Pourtant, nous nous le constatons souvent chez les entreprises qui se tournent vers nous pour les aider face à leurs difficultés de recrutement : les process multiples et surtout les indicateurs en surnombre qui en découlent ne sont qu’une source de lourdeur et d’inefficacité.
Quand une entreprise fait face à des difficultés de recrutement, le réflexe courant est de multiplier les procédures et surtout les pseudo-indicateurs : plus de données, plus de tableaux de bord, plus de statistiques...plus de justifications de l’insuccès ! Et surtout plus d’infos souvent plus inutiles les unes que les autres.
Ce qui compte, ce n’est pas la quantité d’indicateurs, mais leur pertinence.

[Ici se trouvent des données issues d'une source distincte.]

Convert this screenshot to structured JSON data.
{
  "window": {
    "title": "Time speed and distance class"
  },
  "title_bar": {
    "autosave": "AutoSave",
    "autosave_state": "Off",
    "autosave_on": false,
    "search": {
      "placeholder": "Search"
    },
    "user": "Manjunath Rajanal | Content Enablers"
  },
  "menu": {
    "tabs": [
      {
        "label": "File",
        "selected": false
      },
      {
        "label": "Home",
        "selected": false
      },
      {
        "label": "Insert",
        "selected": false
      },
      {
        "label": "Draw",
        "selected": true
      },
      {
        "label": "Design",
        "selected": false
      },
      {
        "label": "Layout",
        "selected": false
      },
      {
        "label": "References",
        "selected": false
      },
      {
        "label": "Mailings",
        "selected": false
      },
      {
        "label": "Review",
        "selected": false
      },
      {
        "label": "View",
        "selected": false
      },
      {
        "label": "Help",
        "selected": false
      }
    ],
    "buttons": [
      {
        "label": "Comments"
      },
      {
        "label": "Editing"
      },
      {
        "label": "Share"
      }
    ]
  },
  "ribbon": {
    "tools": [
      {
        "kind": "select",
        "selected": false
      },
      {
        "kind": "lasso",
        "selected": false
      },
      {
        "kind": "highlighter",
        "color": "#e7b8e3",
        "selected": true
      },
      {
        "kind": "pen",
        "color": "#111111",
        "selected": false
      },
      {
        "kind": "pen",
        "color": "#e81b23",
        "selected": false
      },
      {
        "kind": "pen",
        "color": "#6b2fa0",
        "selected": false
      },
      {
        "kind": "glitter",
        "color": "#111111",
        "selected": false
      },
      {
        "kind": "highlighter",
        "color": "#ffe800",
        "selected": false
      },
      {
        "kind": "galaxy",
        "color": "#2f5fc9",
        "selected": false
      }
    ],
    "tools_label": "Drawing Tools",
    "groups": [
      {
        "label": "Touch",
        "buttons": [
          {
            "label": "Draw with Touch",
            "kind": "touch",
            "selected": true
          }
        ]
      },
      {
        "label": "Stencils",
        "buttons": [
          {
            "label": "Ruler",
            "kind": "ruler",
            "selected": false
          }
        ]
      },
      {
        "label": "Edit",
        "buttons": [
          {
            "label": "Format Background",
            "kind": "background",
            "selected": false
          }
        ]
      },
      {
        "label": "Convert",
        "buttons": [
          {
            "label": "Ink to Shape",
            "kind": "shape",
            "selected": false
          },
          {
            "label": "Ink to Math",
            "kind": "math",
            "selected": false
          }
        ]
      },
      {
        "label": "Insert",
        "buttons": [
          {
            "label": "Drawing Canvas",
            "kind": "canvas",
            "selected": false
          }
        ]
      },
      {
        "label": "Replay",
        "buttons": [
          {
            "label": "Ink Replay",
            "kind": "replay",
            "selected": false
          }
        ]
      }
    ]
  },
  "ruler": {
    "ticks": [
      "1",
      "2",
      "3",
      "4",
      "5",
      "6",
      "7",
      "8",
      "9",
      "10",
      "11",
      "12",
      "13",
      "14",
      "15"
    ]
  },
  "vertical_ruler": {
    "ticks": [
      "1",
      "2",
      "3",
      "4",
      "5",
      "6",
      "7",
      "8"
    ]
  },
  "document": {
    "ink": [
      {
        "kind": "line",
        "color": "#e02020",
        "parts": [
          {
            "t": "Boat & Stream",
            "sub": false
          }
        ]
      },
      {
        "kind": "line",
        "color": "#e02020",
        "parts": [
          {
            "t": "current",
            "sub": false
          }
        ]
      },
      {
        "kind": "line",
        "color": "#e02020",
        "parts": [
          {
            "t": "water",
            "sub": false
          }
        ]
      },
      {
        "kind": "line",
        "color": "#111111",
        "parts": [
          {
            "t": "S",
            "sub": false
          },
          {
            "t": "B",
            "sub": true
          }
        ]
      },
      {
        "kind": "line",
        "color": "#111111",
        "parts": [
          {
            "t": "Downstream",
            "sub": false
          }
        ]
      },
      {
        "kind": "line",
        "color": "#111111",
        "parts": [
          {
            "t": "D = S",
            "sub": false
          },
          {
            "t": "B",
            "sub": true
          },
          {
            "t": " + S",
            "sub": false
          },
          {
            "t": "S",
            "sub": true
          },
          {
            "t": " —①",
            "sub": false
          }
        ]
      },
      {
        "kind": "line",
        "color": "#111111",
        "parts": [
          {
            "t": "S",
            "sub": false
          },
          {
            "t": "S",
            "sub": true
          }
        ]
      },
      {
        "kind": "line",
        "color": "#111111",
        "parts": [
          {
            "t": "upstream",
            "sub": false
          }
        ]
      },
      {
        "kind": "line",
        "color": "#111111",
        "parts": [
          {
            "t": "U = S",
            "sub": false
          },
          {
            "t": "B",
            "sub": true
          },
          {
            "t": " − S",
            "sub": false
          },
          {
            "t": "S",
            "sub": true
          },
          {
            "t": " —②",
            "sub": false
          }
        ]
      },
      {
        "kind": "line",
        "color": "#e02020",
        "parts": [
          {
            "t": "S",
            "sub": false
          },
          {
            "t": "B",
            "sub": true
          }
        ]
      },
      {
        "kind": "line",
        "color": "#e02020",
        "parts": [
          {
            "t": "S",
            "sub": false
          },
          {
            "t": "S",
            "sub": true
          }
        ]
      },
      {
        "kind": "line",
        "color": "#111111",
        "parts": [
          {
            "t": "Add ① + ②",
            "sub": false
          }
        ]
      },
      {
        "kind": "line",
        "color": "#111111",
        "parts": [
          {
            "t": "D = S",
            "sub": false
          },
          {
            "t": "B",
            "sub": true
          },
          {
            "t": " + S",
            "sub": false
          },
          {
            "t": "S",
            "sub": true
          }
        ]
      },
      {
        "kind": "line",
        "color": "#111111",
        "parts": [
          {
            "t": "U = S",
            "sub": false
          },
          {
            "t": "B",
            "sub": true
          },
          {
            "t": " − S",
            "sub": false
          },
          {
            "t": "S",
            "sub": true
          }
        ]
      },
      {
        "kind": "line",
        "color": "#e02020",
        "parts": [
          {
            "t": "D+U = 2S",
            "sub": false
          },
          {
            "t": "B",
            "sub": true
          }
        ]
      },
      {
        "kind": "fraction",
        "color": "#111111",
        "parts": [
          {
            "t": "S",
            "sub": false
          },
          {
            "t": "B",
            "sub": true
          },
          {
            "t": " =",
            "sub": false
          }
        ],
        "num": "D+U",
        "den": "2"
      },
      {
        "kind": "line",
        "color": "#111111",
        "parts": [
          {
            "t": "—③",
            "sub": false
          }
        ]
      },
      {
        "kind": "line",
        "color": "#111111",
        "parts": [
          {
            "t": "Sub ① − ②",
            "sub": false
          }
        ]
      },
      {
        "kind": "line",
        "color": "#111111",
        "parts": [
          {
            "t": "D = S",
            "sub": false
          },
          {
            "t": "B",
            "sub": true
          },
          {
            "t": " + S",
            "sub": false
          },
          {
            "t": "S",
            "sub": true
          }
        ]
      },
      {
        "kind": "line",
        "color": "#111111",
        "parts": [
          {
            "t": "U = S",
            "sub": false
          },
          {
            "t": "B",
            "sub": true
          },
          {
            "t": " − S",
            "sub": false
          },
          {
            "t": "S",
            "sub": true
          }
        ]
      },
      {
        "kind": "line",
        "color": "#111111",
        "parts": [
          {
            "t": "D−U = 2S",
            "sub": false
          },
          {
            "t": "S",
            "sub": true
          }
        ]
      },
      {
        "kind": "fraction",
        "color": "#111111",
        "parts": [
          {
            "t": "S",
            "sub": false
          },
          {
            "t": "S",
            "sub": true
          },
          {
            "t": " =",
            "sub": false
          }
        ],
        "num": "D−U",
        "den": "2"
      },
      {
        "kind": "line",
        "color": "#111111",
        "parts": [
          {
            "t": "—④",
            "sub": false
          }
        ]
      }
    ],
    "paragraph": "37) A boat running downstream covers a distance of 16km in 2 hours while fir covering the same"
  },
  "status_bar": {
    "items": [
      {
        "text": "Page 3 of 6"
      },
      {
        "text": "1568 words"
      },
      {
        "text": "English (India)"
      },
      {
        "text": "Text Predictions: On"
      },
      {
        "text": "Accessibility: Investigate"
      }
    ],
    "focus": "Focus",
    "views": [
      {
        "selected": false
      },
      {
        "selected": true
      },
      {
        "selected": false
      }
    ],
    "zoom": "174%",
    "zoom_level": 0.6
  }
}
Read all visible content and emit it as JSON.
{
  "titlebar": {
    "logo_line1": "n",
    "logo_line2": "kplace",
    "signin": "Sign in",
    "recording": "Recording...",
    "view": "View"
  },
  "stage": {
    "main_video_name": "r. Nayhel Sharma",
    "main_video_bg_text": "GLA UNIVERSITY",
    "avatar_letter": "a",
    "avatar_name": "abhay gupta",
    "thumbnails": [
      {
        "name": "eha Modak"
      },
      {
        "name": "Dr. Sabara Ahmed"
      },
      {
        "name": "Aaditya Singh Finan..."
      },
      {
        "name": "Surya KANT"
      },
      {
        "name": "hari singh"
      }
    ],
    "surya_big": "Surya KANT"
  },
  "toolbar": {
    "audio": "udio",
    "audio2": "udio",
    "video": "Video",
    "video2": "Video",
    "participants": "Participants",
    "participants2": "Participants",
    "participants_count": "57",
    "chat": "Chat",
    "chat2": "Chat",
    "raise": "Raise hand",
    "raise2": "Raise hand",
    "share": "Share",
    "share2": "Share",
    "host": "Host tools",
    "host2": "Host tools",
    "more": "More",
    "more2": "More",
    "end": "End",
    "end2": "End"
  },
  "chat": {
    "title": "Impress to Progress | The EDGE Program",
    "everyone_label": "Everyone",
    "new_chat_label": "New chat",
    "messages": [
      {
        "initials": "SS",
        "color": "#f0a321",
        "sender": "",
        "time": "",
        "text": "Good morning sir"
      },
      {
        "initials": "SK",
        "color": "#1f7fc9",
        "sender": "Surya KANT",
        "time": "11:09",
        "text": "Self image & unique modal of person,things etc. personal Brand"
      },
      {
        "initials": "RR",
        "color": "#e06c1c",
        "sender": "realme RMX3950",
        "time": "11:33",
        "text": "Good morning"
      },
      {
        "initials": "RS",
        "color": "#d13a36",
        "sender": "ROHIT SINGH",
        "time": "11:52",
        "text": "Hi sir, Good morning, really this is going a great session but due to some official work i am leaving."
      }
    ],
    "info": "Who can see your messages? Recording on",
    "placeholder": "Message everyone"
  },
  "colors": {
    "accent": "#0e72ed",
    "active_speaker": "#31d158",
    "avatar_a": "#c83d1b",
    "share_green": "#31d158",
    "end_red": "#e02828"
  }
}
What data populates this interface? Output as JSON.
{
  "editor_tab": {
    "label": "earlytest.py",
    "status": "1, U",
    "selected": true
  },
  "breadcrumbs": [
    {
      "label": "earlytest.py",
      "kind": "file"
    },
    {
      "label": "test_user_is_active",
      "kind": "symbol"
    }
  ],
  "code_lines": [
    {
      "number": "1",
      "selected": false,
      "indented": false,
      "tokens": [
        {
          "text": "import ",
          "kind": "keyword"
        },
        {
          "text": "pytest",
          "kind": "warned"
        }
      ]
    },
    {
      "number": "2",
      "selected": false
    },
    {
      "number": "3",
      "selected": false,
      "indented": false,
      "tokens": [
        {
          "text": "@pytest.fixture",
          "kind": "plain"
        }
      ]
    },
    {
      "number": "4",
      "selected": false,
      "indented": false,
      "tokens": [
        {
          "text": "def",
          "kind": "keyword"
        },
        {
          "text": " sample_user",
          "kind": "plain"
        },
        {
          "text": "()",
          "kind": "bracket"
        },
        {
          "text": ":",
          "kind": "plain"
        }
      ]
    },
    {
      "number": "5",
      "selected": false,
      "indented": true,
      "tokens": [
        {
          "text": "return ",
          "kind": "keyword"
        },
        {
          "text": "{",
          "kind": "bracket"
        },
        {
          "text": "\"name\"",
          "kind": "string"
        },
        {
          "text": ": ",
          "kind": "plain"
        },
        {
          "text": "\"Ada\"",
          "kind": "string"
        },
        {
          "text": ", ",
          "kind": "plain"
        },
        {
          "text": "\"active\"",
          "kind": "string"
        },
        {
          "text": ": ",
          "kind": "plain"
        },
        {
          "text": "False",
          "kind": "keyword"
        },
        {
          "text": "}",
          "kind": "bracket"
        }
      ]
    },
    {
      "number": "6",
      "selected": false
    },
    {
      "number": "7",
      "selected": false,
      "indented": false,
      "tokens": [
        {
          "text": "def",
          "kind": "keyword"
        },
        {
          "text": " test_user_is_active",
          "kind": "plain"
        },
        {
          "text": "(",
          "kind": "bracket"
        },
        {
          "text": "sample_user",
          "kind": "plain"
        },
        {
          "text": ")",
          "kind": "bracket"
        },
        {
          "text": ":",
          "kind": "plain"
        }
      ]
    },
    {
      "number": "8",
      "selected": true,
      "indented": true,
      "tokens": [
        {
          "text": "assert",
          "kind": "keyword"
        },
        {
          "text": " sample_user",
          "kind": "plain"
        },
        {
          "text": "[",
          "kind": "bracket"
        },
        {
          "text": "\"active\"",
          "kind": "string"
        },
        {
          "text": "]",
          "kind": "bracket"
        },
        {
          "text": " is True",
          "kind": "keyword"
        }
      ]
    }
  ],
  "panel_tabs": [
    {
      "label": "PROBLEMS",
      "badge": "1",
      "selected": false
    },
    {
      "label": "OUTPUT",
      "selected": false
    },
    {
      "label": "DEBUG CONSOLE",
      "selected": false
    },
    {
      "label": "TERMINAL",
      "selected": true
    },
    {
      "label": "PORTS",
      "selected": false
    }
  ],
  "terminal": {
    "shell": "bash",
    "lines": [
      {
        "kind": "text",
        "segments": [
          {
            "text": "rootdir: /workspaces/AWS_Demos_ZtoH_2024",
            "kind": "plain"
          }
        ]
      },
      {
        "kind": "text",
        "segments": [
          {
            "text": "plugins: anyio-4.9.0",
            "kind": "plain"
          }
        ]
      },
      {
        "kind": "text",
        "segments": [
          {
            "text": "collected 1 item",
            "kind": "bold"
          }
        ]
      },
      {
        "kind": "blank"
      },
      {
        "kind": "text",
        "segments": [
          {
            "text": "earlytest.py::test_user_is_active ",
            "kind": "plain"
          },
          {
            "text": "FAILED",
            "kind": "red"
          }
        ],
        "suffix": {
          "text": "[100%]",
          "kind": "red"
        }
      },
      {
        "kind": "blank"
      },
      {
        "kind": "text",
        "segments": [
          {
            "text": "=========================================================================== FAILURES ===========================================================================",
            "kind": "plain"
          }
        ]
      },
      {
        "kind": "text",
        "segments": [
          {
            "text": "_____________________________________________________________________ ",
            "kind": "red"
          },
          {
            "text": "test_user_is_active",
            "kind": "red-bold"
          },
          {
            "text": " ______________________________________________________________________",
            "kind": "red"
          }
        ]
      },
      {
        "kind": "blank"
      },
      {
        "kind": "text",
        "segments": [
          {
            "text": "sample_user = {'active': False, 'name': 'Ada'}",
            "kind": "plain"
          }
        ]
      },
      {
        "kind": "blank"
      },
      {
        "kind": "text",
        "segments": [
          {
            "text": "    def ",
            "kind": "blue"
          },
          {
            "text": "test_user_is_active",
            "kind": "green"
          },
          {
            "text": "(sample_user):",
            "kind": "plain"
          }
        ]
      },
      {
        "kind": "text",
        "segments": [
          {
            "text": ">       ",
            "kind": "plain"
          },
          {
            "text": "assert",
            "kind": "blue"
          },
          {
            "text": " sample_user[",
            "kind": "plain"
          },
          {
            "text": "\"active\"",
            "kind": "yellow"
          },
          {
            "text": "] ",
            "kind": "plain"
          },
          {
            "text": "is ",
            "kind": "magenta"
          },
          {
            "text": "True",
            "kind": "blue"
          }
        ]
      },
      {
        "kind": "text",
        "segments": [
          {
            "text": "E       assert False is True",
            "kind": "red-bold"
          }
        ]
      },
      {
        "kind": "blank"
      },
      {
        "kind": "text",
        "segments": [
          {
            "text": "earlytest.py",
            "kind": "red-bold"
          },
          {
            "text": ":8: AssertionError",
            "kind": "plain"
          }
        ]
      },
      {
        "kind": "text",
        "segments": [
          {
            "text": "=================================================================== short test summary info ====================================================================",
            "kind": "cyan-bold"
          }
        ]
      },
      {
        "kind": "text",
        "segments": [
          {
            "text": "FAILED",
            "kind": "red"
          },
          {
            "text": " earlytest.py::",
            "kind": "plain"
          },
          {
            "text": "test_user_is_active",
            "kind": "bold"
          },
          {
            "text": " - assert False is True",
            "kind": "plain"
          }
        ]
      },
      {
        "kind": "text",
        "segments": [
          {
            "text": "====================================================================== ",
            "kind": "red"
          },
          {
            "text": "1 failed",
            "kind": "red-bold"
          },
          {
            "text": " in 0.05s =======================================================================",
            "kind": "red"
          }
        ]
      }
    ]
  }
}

En d’autres termes : suivre les bons indicateurs, ceux qui éclairent la prise de décision et permettent d’agir efficacement.
Les indicateurs à relativiser voire à éviter
Certains indicateurs sont très courants, mais leur utilité réelle dans l’analyse d’une stratégie de recrutement est souvent illusoire :
- Le nombre de candidatures reçues : un chiffre souvent mis en avant, mais peu pertinent si une large part des profils est hors cible. Il peut même masquer une inadéquation entre l’offre et le public visé…
- Le nombre de vues de l’offre : intéressant pour tester la visibilité ou l’attractivité d’un titre, mais totalement insuffisant pour évaluer la qualité ou l’efficacité réelle du processus.
- Le temps moyen entre la publication de l’offre et l’embauche : utile en général pour des postes à volume, mais souvent inadapté aux profils qualifiés ou rares. Il pousse à la précipitation plus qu’à la qualité.
Ces indicateurs peuvent être suivis à titre complémentaire, mais ils ne doivent pas être les seuls à guider la stratégie.
Les indicateurs réellement utiles
Privilégiez des indicateurs orientés vers l’action et l’amélioration continue :
- Le taux de transformation par étape du processus : entre la lecture de l’offre, le clic, la candidature, l’entretien, et l’embauche. Ce taux permet de détecter les points de friction dans le parcours candidat.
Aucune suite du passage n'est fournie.